Não vou fazer um texto cheio de estatísticas sobre a violência sexual, abuso, exploração contra criança e adolescentes. Chamem como quiserem, avaliem os números que muitos veículos irão publicar, se choquem com eles. Hoje é Dia Nacional de Combate ao Abuso e à Exploração Sexual de Crianças e Adolescentes e eu queria apenas pedir a você que publique esse texto para dividi-lo com as crianças e adolescentes que chamam isso de "experiência". Quero dividir com aquelas que sabem o que é sentir na pele o nojo, a repulsa, a vergonha de um toque indesejado, impróprio, inoportuno, incômodo, dolorido e outros adjetivos que só quem passou sabe.

Um fantasma que assombra seu quarto, uma pessoa que você acreditava poder contar, um adulto, que deveria cuidar de você, saber que aquilo não é coerente, não é justo, mas não sabe, ou se sabe, terá outras desculpas pra justificar "o ato". Triste, né? É.

Temo por outras crianças e adolescentes que passarão por histórias mais, tão ou igualmente doloridas a minha. Temo por minha filha. Tenho pavor de uma camada da sociedade que ainda justifica os atos dessa espécie de criminoso. Eu tinha 14 anos. Já ouvi de parentes muito queridos que "a culpa" era minha, "quem mandou usar pijama em casa?!". É, quem mandou? Na minha casa, de pijama... INDECENTE!

Agora, dá uma checada aí na sua consciência, quando você vê uma matéria de uma adolescente que foi abusada sexualmente. Qual sua reação? Avalie, reflita.

O problema maior é que algumas pessoas tem um discursinho pronto, pra justificar algo que não querem ver, acham que "não é problema meu"... mas é, viu?. Esse tipo de homem escroto, que se esconde num comentário "inocente" do tipo "Ahhh, mas as meninas de hoje são muito oferecidas, ficam provocando", está aí do seu lado.

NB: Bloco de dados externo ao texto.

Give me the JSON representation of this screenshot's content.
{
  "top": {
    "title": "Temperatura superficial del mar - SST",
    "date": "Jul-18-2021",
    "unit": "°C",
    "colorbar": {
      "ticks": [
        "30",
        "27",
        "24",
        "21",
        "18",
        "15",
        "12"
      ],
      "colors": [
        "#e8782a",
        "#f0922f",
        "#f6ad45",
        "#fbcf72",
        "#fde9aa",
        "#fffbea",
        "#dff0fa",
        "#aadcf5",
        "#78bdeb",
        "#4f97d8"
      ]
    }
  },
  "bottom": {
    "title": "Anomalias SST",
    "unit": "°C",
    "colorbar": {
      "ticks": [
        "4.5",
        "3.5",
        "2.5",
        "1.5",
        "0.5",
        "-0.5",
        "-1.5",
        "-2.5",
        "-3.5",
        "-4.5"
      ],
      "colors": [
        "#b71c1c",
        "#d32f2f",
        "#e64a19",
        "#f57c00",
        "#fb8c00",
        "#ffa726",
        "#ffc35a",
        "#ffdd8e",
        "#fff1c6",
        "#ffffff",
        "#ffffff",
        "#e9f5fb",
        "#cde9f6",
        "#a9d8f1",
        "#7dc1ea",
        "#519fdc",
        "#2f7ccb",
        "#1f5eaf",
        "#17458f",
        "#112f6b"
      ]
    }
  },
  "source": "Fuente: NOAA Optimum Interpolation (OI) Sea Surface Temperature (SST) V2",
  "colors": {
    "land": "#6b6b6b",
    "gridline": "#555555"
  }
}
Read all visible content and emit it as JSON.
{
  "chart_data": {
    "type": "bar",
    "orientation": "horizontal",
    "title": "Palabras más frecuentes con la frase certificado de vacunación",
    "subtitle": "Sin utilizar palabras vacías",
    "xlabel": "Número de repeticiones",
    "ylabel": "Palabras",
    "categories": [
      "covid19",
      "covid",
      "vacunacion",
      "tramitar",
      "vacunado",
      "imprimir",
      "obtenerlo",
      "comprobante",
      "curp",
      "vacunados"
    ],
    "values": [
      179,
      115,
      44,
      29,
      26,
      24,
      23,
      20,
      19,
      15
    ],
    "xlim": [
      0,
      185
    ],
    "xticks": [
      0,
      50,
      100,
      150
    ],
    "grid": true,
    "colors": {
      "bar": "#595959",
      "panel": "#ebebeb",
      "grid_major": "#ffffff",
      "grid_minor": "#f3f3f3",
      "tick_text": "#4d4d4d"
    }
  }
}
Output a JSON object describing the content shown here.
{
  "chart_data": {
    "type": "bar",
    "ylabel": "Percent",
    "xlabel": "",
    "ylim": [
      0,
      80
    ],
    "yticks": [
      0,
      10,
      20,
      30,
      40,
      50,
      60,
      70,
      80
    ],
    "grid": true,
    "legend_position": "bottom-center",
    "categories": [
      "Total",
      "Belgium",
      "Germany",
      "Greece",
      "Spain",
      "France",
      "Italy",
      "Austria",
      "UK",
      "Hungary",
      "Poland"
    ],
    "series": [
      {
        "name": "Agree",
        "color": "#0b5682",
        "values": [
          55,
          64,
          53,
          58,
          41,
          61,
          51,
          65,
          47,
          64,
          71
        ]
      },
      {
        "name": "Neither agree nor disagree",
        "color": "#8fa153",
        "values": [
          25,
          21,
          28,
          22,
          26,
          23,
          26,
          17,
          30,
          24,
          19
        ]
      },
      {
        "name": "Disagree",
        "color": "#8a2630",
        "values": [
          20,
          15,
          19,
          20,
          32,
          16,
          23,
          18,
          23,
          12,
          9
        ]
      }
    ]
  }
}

E pior: está do lado do seu filho ou filha, pode ser um tio, um professor, um padrasto, um pai, um vizinho.

Ainda bem que a generalização é idiota neste caso, tem muita gente que não pensa assim, que vê que o maior vilão desta história é dar abrigo e desculpas aos abusadores. Justificam-se na atitude esperada de um homem. Claro, se sua enteada estiver de pijama na casa dela, o que é esperado de um homem é que cumpra seu papel, não é? SIM! Que seja homem e não um animal. Que pense com o cérebro e não com o pau. Rima infeliz.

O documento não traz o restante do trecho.